In deze zaak heeft klaagster, de Gouverneur van Aruba, bezwaar gemaakt tegen de afwijzing van haar verzoek om bevordering naar de rang van hoofdklerk (schaal 5) per 1 september 2023. De afwijzing was gebaseerd op het 15%-arbeidsongeschiktheidsbeleid, waarbij klaagster in de anciënniteitsperiode van 1 oktober 2018 tot 1 oktober 2022 308 dagen arbeidsongeschikt was, wat 21,1% van de periode uitmaakt. Klaagster stelde dat deze beslissing in strijd was met de rechtszekerheid, zorgvuldigheid en het motiveringsbeginsel, en dat zij recht had op bevordering per 1 mei 2023.
De zaak werd behandeld op 5 februari 2024, waarbij klaagster werd bijgestaan door haar gemachtigde, mr. L.A. Hernandis, en verweerder werd vertegenwoordigd door mr. J.J. Poeran. Het gerecht oordeelde dat klaagster ontvankelijk was in haar bezwaar, ondanks dat het bezwaarschrift na de termijn was ingediend, omdat zij had aangetoond dat zij de beschikking op 21 mei 2023 had ontvangen.

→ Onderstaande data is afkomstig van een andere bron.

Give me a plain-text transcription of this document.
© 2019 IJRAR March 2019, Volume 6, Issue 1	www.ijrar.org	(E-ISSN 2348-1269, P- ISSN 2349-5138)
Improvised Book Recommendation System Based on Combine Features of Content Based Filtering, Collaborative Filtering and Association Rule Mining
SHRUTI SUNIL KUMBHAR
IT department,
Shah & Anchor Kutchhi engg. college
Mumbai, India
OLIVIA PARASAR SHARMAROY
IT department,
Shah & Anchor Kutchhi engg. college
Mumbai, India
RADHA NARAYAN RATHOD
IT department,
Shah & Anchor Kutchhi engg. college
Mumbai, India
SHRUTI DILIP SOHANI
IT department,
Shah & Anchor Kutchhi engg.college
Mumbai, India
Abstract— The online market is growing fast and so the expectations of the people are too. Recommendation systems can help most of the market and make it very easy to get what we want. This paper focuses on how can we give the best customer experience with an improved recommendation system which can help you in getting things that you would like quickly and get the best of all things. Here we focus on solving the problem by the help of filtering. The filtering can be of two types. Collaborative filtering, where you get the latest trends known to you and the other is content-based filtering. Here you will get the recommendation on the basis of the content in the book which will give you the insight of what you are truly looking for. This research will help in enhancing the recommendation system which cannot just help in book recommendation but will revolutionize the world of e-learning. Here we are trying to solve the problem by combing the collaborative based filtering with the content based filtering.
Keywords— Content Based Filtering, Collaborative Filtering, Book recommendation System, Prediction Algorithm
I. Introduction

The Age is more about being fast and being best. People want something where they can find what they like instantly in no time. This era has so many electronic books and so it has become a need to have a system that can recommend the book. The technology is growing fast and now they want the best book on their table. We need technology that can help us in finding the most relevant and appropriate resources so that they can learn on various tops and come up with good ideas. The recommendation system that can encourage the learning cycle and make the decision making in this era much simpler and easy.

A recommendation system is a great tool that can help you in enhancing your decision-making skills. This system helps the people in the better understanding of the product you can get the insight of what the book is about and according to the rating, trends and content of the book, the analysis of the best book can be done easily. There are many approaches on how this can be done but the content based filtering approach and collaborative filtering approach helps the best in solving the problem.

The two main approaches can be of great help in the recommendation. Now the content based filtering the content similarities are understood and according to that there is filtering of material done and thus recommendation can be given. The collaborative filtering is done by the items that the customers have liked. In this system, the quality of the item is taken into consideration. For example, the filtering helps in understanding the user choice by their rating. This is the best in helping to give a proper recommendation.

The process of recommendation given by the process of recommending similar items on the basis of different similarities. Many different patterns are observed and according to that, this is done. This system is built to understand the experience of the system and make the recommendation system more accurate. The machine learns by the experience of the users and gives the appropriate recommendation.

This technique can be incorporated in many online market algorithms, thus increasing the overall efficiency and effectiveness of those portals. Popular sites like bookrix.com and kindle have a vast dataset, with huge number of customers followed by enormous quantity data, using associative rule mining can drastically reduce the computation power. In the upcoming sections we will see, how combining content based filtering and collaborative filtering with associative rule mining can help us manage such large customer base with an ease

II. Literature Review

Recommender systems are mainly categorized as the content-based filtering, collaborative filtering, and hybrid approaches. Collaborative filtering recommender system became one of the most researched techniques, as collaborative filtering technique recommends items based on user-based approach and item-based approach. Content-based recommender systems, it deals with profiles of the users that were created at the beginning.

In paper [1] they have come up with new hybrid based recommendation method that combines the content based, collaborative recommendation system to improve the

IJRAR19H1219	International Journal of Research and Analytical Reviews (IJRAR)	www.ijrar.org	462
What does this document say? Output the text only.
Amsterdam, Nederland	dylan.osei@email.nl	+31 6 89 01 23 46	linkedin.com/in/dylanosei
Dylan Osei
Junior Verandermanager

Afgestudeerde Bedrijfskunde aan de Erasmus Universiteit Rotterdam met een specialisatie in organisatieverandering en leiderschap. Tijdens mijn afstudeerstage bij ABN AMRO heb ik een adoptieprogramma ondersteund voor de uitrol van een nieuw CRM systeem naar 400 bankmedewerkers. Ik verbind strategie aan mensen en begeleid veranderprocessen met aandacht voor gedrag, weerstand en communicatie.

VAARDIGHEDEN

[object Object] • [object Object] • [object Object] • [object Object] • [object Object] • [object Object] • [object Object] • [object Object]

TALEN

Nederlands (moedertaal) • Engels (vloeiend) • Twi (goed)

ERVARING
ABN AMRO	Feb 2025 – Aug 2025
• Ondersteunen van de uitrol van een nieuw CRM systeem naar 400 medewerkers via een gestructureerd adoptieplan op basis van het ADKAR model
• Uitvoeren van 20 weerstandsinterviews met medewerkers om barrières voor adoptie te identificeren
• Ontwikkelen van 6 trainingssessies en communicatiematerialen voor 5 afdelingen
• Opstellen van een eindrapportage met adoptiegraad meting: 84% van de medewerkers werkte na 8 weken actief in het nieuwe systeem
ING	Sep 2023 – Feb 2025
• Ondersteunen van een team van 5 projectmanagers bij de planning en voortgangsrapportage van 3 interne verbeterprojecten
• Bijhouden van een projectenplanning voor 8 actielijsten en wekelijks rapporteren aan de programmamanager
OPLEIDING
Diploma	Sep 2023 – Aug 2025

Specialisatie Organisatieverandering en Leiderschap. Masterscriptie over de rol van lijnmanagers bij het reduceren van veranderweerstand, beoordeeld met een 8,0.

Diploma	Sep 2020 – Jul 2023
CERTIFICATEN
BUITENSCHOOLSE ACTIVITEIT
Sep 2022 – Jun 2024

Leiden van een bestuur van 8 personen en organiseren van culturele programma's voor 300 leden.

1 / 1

Het gerecht concludeerde dat de bestreden beschikking niet in stand kon blijven, omdat verweerder had aangegeven deze te zullen herzien. Het gerecht oordeelde dat de directeur van het Departamento di Aduana, die klaagster positief had beoordeeld, niet om een nieuw verzoek hoefde te vragen. De uitspraak leidde tot de conclusie dat het bezwaar gegrond was, en verweerder werd opgedragen om binnen twee maanden opnieuw te beslissen op het verzoek van klaagster om bevordering naar de rang van hoofdklerk (schaal 5). Tevens werd verweerder veroordeeld tot betaling van de proceskosten van Afl. 1.400,-.